Don’t you think every kitten figures out how to get down whether or not you ever show up?


It never seemed like Whit Stillman was going to be prolific. There were four years between his 1990 debut Metropolitan and the largely forgotten follow-up Barcelona and then another four years before his third film, 1998’s The Last Days of Disco. The length of time wasn’t especially surprising either, given the intricate cascades of dialogue that he wrote. It was easy to imagine him hunched over a typewriter or notepad (there are enough vestiges of old-fashioned sensibility in his work that’s it hard to picture him working with anything as garish as a computer), honing each line of dialogue until it clicks into place like a perfectly line-up Lego. Still, he was a regular enough worker that it wasn’t at all expected that it would be over a decade before his next film. And now that Damsels in Distress is here, it has the odd quality of seeming to emanate from a creator whose sense of filmmaking is the shadow of a memory. It’s a little tentative, a little haphazard and, in the closing scenes, charges forward with a a disregard for expectations or, really, rules and conventions of any kind. The fascinating thing is that the looser and goofier it gets, the better it gets. At this rate, it might be nice for Stillman to take even more time off between films, letting him get a little more lost.

As it starts, the film clearly adheres to Stillman’s established style. Set at a posh college, the story follows a trio of young women, led by a placidly certain blonde played by Greta Gerwig, who adopt a new transfer student played by Analeigh Tipton, ostensibly to guide her through the treacherous social terrain of the campus. It’s really a manner of asserting their own authority, of course, playing up their erudite, undervalued approach to the world. This is the same sort of quaint satire that defined Stillman’s earlier work, with overdressed young people having pithy, complicated conversations colored with a mild disdain over a corroding culture. Stillman is tweaking the self-satisfaction of his characters, even as his loving attention to verbal details also hints at a certain amount of envy.

It can seem a little stiff, which is the eternal challenge Stillman faces with his style. With their nuggets of outdated jargon and crisp elocution, it can be hard to accept them as living, thinking beings. Arguably, The Last Days of Disco is Stillman’s only film that largely avoids this problem, in part because moving his plot through decadent clubs naturally loosened Stillman up, and in part because lead actress Chloë Sevigny couldn’t give into being overly formal if she tried. By contrast, Gerwig, a resonantly natural actress, sometimes seems confined by the language, as if she’s afraid she might disrupt a fragile vase if she speaks the ornate words with too much feeling. That suits the character somewhat, but it also chills the narrative arc of the film. There are grand, youthful emotions at play, but it sometimes comes across like the most refined of drawing room dramas.

A curious thing happens as the film progresses, though. The formality starts to sag in on itself and odd details emerge, beginning with a building on campus that’s especially prone to students hurling themselves from the uppermost floor in suicidal despair. But since that uppermost floor is only the second, they’re left fully alive and conscious, with maybe a broken ankle to show for their dramatic gesture.
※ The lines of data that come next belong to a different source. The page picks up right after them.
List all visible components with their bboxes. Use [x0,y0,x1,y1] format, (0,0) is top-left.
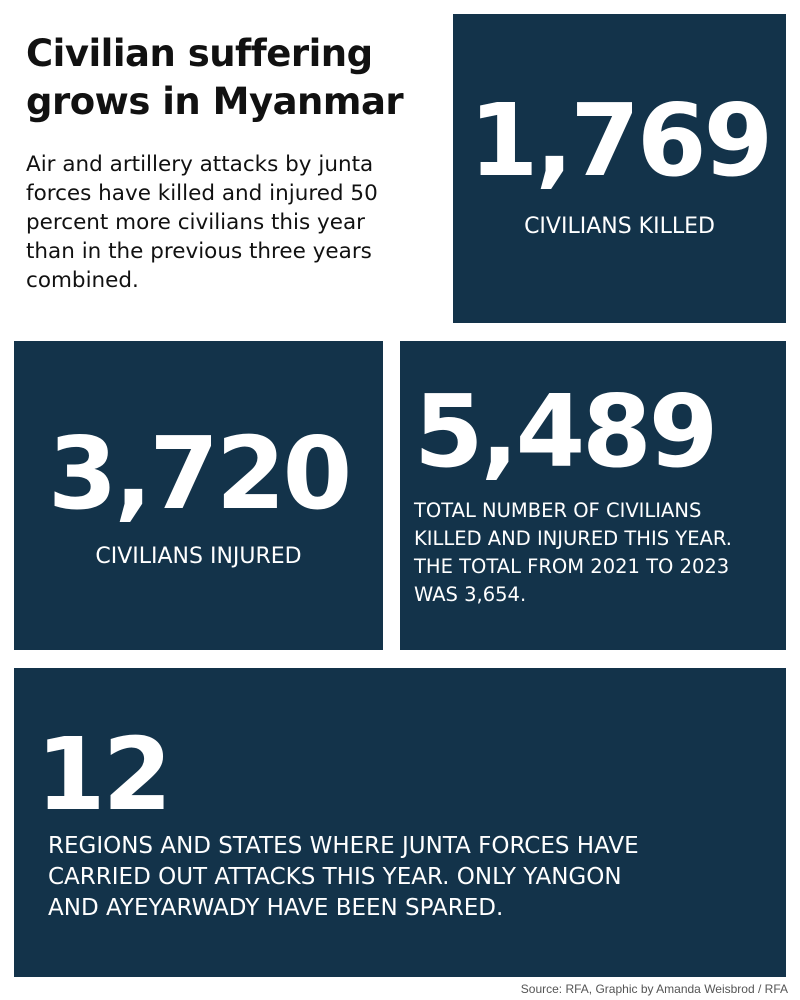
intro-text: Air and artillery attacks by junta force… [26,150,378,295]
stat-label-line: CIVILIANS INJURED [95,544,302,569]
intro-line: combined. [26,268,139,293]
stat-label-line: CARRIED OUT ATTACKS THIS YEAR. ONLY YANG… [48,864,622,890]
intro-line: forces have killed and injured 50 [26,181,378,206]
intro-line: Air and artillery attacks by junta [26,152,374,177]
stat-label-line: THE TOTAL FROM 2021 TO 2023 [414,555,730,578]
stat-label: CIVILIANS INJURED [14,542,383,571]
stat-card-injured: 3,720 CIVILIANS INJURED [14,341,383,650]
stat-label-line: TOTAL NUMBER OF CIVILIANS [414,499,702,522]
title-line: grows in Myanmar [26,80,404,123]
stat-card-total: 5,489 TOTAL NUMBER OF CIVILIANS KILLED A… [400,341,786,650]
stat-card-killed: 1,769 CIVILIANS KILLED [453,14,786,323]
stat-label-line: REGIONS AND STATES WHERE JUNTA FORCES HA… [48,833,639,859]
stat-label: REGIONS AND STATES WHERE JUNTA FORCES HA… [48,831,639,924]
stat-label-line: KILLED AND INJURED THIS YEAR. [414,527,732,550]
stat-label-line: CIVILIANS KILLED [524,214,715,239]
page-title: Civilian suffering grows in Myanmar [26,30,404,126]
stat-value: 1,769 [468,82,773,199]
stat-value: 5,489 [414,373,718,490]
stat-value: 12 [36,716,172,833]
stat-label-line: AND AYEYARWADY HAVE BEEN SPARED. [48,895,504,921]
title-line: Civilian suffering [26,32,373,75]
source-credit: Source: RFA, Graphic by Amanda Weisbrod … [520,982,788,996]
stat-label: CIVILIANS KILLED [453,212,786,241]
stat-label: TOTAL NUMBER OF CIVILIANS KILLED AND INJ… [414,497,732,609]
intro-line: percent more civilians this year [26,210,366,235]
intro-line: than in the previous three years [26,239,372,264]
stat-label-line: WAS 3,654. [414,583,527,606]
stat-value: 3,720 [47,415,352,532]
stat-card-regions: 12 REGIONS AND STATES WHERE JUNTA FORCES… [14,668,786,977]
This is the stuff of Thomas Pynchon or early Don DeLillo, not a swell like Stillman. The unexpected continues with musical numbers, including one that plays over the closing credits that takes on a pleasing meta charge, providing Gerwig’s character with a specific victory that otherwise eludes her in the pure fiction of the film. These pieces exist so far apart from Stillman’s tenets that could be gleaned from his earlier films that their downright jarring, and, in being that, absolutely thrilling. Generally nice as it is in theory to welcome Stillman back with Damsels in Distress, it’s most promising when it begins to seem like the crisp suit of his storytelling is starting to grow a little frayed and the buttons are coming undone.